Mentorinnen/Mentoren verstehen sich als Lernbegleiter in der betrieblich-praktischen Ausbildungsphase der MTA-Ausbildung, reflektieren den Lernenden ihren Lernerfolg und sorgen für eine gute Ausbildungsqualität in der praktischen Ausbildung, die unverzichtbar ist, damit der Nachwuchs an Berufsangehörigen in die Lage versetzt wird, seine Aufgaben künftig kompetent als Kollege/-in auszuüben.  

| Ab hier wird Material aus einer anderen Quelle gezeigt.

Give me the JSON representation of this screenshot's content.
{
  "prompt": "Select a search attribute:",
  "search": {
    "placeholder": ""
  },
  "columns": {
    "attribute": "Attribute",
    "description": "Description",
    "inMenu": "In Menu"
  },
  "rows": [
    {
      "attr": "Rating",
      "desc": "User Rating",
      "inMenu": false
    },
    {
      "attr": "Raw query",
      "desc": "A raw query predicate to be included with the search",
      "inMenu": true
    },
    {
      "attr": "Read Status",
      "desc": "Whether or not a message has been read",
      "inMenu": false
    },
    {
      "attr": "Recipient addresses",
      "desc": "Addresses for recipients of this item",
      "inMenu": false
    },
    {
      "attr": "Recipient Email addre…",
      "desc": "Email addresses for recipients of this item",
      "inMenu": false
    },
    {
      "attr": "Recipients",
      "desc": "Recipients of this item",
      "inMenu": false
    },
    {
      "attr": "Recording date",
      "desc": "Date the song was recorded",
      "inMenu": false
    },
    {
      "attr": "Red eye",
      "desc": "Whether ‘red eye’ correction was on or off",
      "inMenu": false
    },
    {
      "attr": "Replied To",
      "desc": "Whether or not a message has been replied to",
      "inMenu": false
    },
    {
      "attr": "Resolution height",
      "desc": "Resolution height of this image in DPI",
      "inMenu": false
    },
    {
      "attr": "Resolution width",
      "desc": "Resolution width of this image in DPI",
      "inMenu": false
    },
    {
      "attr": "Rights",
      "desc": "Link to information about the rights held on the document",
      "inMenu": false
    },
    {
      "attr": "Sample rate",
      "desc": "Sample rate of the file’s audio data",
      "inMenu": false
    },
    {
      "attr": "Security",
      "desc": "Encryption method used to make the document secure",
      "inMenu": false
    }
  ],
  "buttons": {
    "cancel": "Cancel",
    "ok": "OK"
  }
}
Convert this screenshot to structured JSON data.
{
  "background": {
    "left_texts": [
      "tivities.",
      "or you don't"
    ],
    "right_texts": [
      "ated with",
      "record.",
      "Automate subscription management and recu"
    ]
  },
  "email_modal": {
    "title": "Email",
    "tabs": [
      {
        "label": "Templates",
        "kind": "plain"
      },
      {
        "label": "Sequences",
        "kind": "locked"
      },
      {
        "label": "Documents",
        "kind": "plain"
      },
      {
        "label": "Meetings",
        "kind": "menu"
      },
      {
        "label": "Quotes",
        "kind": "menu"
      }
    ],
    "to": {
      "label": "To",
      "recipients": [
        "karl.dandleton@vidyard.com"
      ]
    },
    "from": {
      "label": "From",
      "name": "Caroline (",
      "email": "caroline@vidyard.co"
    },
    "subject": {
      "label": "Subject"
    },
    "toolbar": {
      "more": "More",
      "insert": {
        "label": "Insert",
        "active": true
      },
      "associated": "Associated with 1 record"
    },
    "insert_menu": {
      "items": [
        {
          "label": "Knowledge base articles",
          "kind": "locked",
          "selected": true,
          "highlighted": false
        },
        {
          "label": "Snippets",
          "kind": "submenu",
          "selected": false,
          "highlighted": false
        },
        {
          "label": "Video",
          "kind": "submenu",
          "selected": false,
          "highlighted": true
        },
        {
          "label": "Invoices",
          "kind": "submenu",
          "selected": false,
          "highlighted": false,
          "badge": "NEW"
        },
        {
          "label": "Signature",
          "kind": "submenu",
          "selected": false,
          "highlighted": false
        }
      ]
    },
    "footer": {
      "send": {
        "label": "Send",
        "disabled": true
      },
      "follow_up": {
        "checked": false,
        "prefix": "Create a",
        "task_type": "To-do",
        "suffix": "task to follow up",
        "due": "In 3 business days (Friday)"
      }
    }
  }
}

Gleichzeitig sorgen MentorInnen aber auch für die zielgerichtete Organisation der Schulung sowie die Anleitung der KollegInnen, wenn neue Arbeitsaufgaben (z.B. neue Geräte, neue Abläufe) umzusetzen sind.

  

 

Qualifikationsziel und Zielgruppen

Die Mentoren/-innen & Praxisanleiter/-innen sind in der Lage, Lernende qualifiziert einzuschätzen, zu beurteilen sowie ihr Handeln zu reflektieren. Sie sichern den Lernerfolg, beteiligen sich als Fachpraxisvertreter gemeinsam mit den Lehrenden der Schulen an der staatlichen Abschlussprüfung und stehen mit der Schule regelmäßig im Kontakt. Mentoren/-innen & Praxisanleiter/-innen verfügen daher über eine berufspädagogische Zusatzqualifikation, d.h. sie entwickeln ein beruflich-pädagogisches Selbstverständnis als Mentoren/-innen & Praxisanleiter/-innen und können Anleitungs- bzw. Schulungssituationen angemessen gestalten sowie fach- und situationsgerecht durchführen und auswerten. Die Weiterbildung richtet sich daher insbesondere an MTLA, MTRA, MTAF oder VMTA, aber auch andere Gesundheitsberufe, die sich auf eine verantwortungsvolle Tätigkeit als Mentoren/-innen & Praxisanleiter/-innen in Einrichtungen des Gesundheitswesens vorbereiten möchten oder Lehrbeauftragte, die ihre Expertise erweitern und Erfahrung reflektieren wollen.


Lebensbegleitendes Lernen und Karriereförderung

Dass ihnen die Fachweiterbildung neue Berufs- und Karrierechancen bietet, darüber sind sich die meisten Weiterbildungsteilnehmer/-innen und –absolventen/-innen einig. Die  Fachweiterbildung bietet Ihnen vielfältige professionelle Qualifizierungsmöglichkeiten und schafft auch neue Impulse. Egal, ob Sie Ihr Wissen punktuell auf den neuesten Stand bringen wollen oder den Weiterbildungsabschluss als Mentoren/-innen & Praxisanleiter/-innen anstreben – unser Modulkonzept passt sich optimal an Ihre Bedürfnisse an. Sämtliche unserer Angebote sind als berufsbegleitende Präsenzseminare konzipiert und zeichnen sich durch hohe Aktualität und Praxisnähe aus.


Struktur der Weiterbildung Mentoring/Praxisanleitung

 

 

 

 

 

 

 

 

 

 

 

 

 

 

Die Weiterbildung umfasst mindestens 200 Stunden bestehend aus den Modulen

  • Kommunikation (60 Std.) 
  • Recht (20 Std.) 
  • Mentoring – Anleitung und Schulung in der betrieblichen Praxis (40 Std.) 
  • Mentoring – Anleitung und Schulung in der praktischen Ausbildung (40 Std.)
  • sowie einen Wahlbereich von mindestens 40 Stunden aus sämtlichen Seminaren anderer Fachqualifikationen sowie anderen Seminaren der dvta Bildungsgesellschaft, welche mit Verwertung für den Bereich Mentoring angegeben sind. 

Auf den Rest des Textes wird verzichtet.